Ich behaupte dass das vor allem ein Phänomen des deutschsprachigen Raums war (teilweise vielleicht noch ist). Vor allem in den Staaten wird man mittlerweile wohl nur noch belächelt, wenn man mit Freud daherkommt.

Wolleren

Zitat von: Graumagier am 20. April 2011, 16:45:20
...
Zitat von: Superkalifragilistisch am 20. April 2011, 16:17:35Die universitäre Psychologie ist vom Freudianismus und dessen Begriffen durchsetzt. Etwas anderes zu behaupten wäre absurd.
Ich behaupte dass das vor allem ein Phänomen des deutschsprachigen Raums war (teilweise vielleicht noch ist). Vor allem in den Staaten wird man mittlerweile wohl nur noch belächelt, wenn man mit Freud daherkommt.
Richtig, es fehlt nur noch die Behauptung, Richard Wiseman würde gar keine Psychologie betreiben (vgl. etwa das Lügenexperiment), sondern sein Fach hieße ausschließlich Quirkology .
Wenn man Psychologie als Freibrief für Gedankenwichserei versteht und sie damit mit unmethodischer Philosophie verwechselt, blendet man aus, dass ein beträchtlicher Prozentsatz an künftigen Psychologen an der Methodenlehre, sprich Statistik & wissenschaftlichem Arbeiten, scheitert. Die universitäre Psychologie bemüht sich seit Jahrzehnten darum, die Schwurbler rauszuekeln.

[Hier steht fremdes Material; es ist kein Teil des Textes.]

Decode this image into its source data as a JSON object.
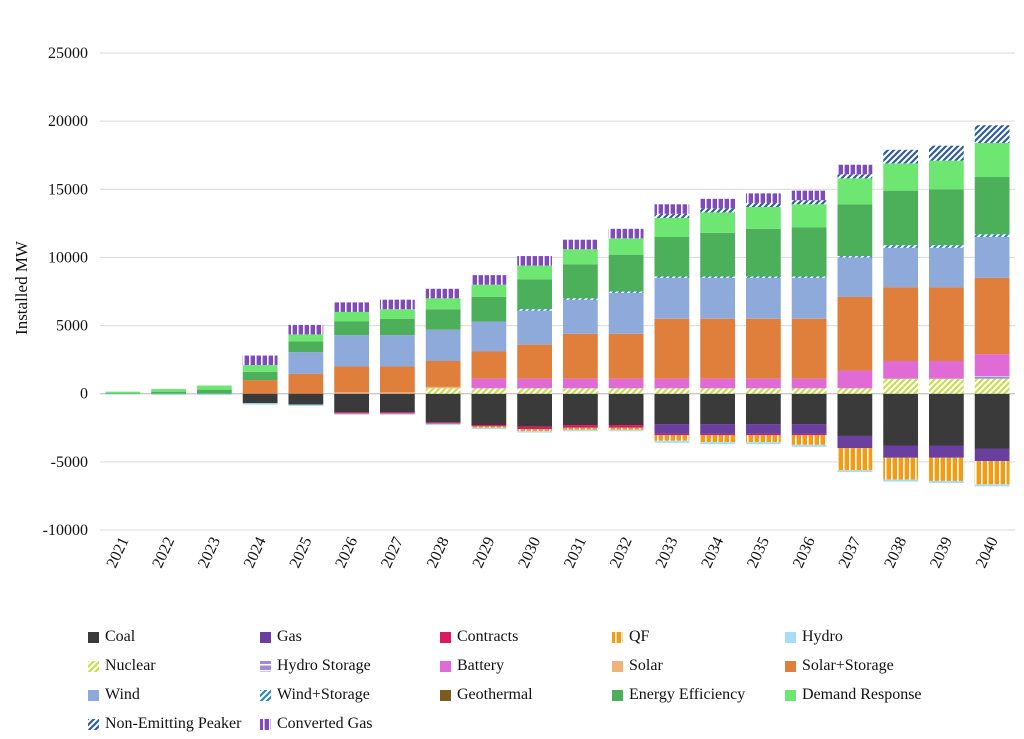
{
  "chart_data": {
    "type": "bar",
    "stacked": true,
    "ylabel": "Installed MW",
    "xlabel": "",
    "ylim": [
      -10000,
      25000
    ],
    "yticks": [
      25000,
      20000,
      15000,
      10000,
      5000,
      0,
      -5000,
      -10000
    ],
    "grid": true,
    "legend_position": "bottom",
    "categories": [
      "2021",
      "2022",
      "2023",
      "2024",
      "2025",
      "2026",
      "2027",
      "2028",
      "2029",
      "2030",
      "2031",
      "2032",
      "2033",
      "2034",
      "2035",
      "2036",
      "2037",
      "2038",
      "2039",
      "2040"
    ],
    "series": [
      {
        "name": "Coal",
        "color": "#3a3a3a",
        "pattern": "solid",
        "values": [
          0,
          0,
          0,
          -700,
          -800,
          -1350,
          -1350,
          -2100,
          -2300,
          -2400,
          -2300,
          -2300,
          -2250,
          -2250,
          -2250,
          -2250,
          -3100,
          -3800,
          -3800,
          -4050
        ]
      },
      {
        "name": "Gas",
        "color": "#6b3fa0",
        "pattern": "solid",
        "values": [
          0,
          0,
          0,
          0,
          0,
          0,
          0,
          0,
          0,
          0,
          0,
          0,
          -700,
          -700,
          -700,
          -700,
          -900,
          -900,
          -900,
          -900
        ]
      },
      {
        "name": "Contracts",
        "color": "#d81b60",
        "pattern": "solid",
        "values": [
          0,
          0,
          0,
          0,
          0,
          -100,
          -100,
          -100,
          -100,
          -200,
          -200,
          -200,
          -100,
          -100,
          -100,
          -100,
          0,
          0,
          0,
          0
        ]
      },
      {
        "name": "QF",
        "color": "#f39c12",
        "pattern": "vstripes",
        "values": [
          0,
          0,
          0,
          0,
          0,
          0,
          0,
          0,
          -100,
          -150,
          -150,
          -150,
          -400,
          -500,
          -500,
          -700,
          -1600,
          -1600,
          -1700,
          -1700
        ]
      },
      {
        "name": "Hydro",
        "color": "#a8ddf5",
        "pattern": "solid",
        "values": [
          -50,
          -100,
          -100,
          -100,
          -100,
          -100,
          -100,
          -100,
          -100,
          -100,
          -100,
          -100,
          -150,
          -150,
          -150,
          -150,
          -150,
          -150,
          -150,
          -150
        ]
      },
      {
        "name": "Nuclear",
        "color": "#c6e04a",
        "pattern": "diag",
        "values": [
          0,
          0,
          0,
          0,
          0,
          0,
          0,
          400,
          400,
          400,
          400,
          400,
          400,
          400,
          400,
          400,
          400,
          1100,
          1100,
          1100
        ]
      },
      {
        "name": "Hydro Storage",
        "color": "#a08ae0",
        "pattern": "hstripes",
        "values": [
          0,
          0,
          0,
          0,
          0,
          0,
          0,
          0,
          0,
          0,
          0,
          0,
          0,
          0,
          0,
          0,
          0,
          0,
          0,
          200
        ]
      },
      {
        "name": "Battery",
        "color": "#e06ad6",
        "pattern": "solid",
        "values": [
          0,
          0,
          0,
          0,
          0,
          0,
          0,
          0,
          700,
          700,
          700,
          700,
          700,
          700,
          700,
          700,
          1300,
          1300,
          1300,
          1600
        ]
      },
      {
        "name": "Solar",
        "color": "#f0b27a",
        "pattern": "solid",
        "values": [
          0,
          0,
          0,
          0,
          0,
          100,
          100,
          100,
          0,
          0,
          0,
          0,
          0,
          0,
          0,
          0,
          0,
          0,
          0,
          0
        ]
      },
      {
        "name": "Solar+Storage",
        "color": "#e07e3c",
        "pattern": "solid",
        "values": [
          0,
          0,
          0,
          1000,
          1450,
          1900,
          1900,
          1900,
          2000,
          2500,
          3300,
          3300,
          4400,
          4400,
          4400,
          4400,
          5400,
          5400,
          5400,
          5600
        ]
      },
      {
        "name": "Wind",
        "color": "#8eaadb",
        "pattern": "solid",
        "values": [
          0,
          0,
          0,
          0,
          1600,
          2300,
          2300,
          2300,
          2200,
          2500,
          2500,
          3000,
          3000,
          3000,
          3000,
          3000,
          2900,
          2900,
          2900,
          3000
        ]
      },
      {
        "name": "Wind+Storage",
        "color": "#2e86c1",
        "pattern": "diag",
        "values": [
          0,
          0,
          0,
          0,
          0,
          0,
          0,
          0,
          0,
          100,
          100,
          100,
          100,
          100,
          100,
          100,
          100,
          200,
          200,
          200
        ]
      },
      {
        "name": "Geothermal",
        "color": "#7b5c1e",
        "pattern": "solid",
        "values": [
          0,
          0,
          0,
          0,
          0,
          0,
          0,
          0,
          0,
          0,
          0,
          0,
          0,
          0,
          0,
          0,
          0,
          0,
          0,
          0
        ]
      },
      {
        "name": "Energy Efficiency",
        "color": "#4caf5a",
        "pattern": "solid",
        "values": [
          50,
          150,
          300,
          600,
          800,
          1000,
          1200,
          1500,
          1800,
          2200,
          2500,
          2700,
          2900,
          3200,
          3500,
          3600,
          3800,
          4000,
          4100,
          4200
        ]
      },
      {
        "name": "Demand Response",
        "color": "#6ee672",
        "pattern": "solid",
        "values": [
          100,
          200,
          300,
          500,
          500,
          700,
          700,
          800,
          900,
          1000,
          1100,
          1200,
          1400,
          1500,
          1600,
          1700,
          1900,
          2000,
          2100,
          2500
        ]
      },
      {
        "name": "Non-Emitting Peaker",
        "color": "#2e5c9e",
        "pattern": "diag",
        "values": [
          0,
          0,
          0,
          0,
          0,
          0,
          0,
          0,
          0,
          0,
          0,
          0,
          300,
          300,
          300,
          300,
          300,
          1000,
          1100,
          1300
        ]
      },
      {
        "name": "Converted Gas",
        "color": "#7e4bb8",
        "pattern": "vstripes",
        "values": [
          0,
          0,
          0,
          700,
          700,
          700,
          700,
          700,
          700,
          700,
          700,
          700,
          700,
          700,
          700,
          700,
          700,
          0,
          0,
          0
        ]
      }
    ]
  }
}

Den Universitäten ohne jeden Beleg denselben Vorwurf wie den Esoterikern zu machen, führt in die Irre.

Janus

In Deutschland und Frankreich hat sich noch etwas Freud'scher Unsinn erhalten aber auch an Universitäten hier und besonders im Englischsprachigen Raum wird mit Psychologie größtenteils Überprüfbare Fakten gelehrt. Das sind Verhaltenstherapie (also verallgemeinert Behaviourismus), Psychiatrie (also das biologische) und Kognition. Psychoanalyse spielt an PSYCHOLOGISCHEN Universitäten keine Rolle mehr, wohl aber an SOZIOLOGISCHEN Universitäten. Die Sozialwissenschaften sind mit dem Freud'schen Bullshit vollkommen durchsetzt, insbesondere wenn es sich um das Auseinandersetzen mit Gruppen, die sich diskriminiert fühlen geht. Da bei den "Gender"Science geht die schwurbelei richtig los. Allein Gender ist schon Bullshit. Es gibt KEIN Soziales Geschlecht.

Chili

In der wissenschaftlichen Psych.wird sehr viel über Statistik ermittelt.Ich sehe schon zunehmend eine Annäherung an die Neurowissenschaften.Psychoanlyse scheint eher die Rolle einzunehmen,der der Homöopathie in der Medizin zukommt.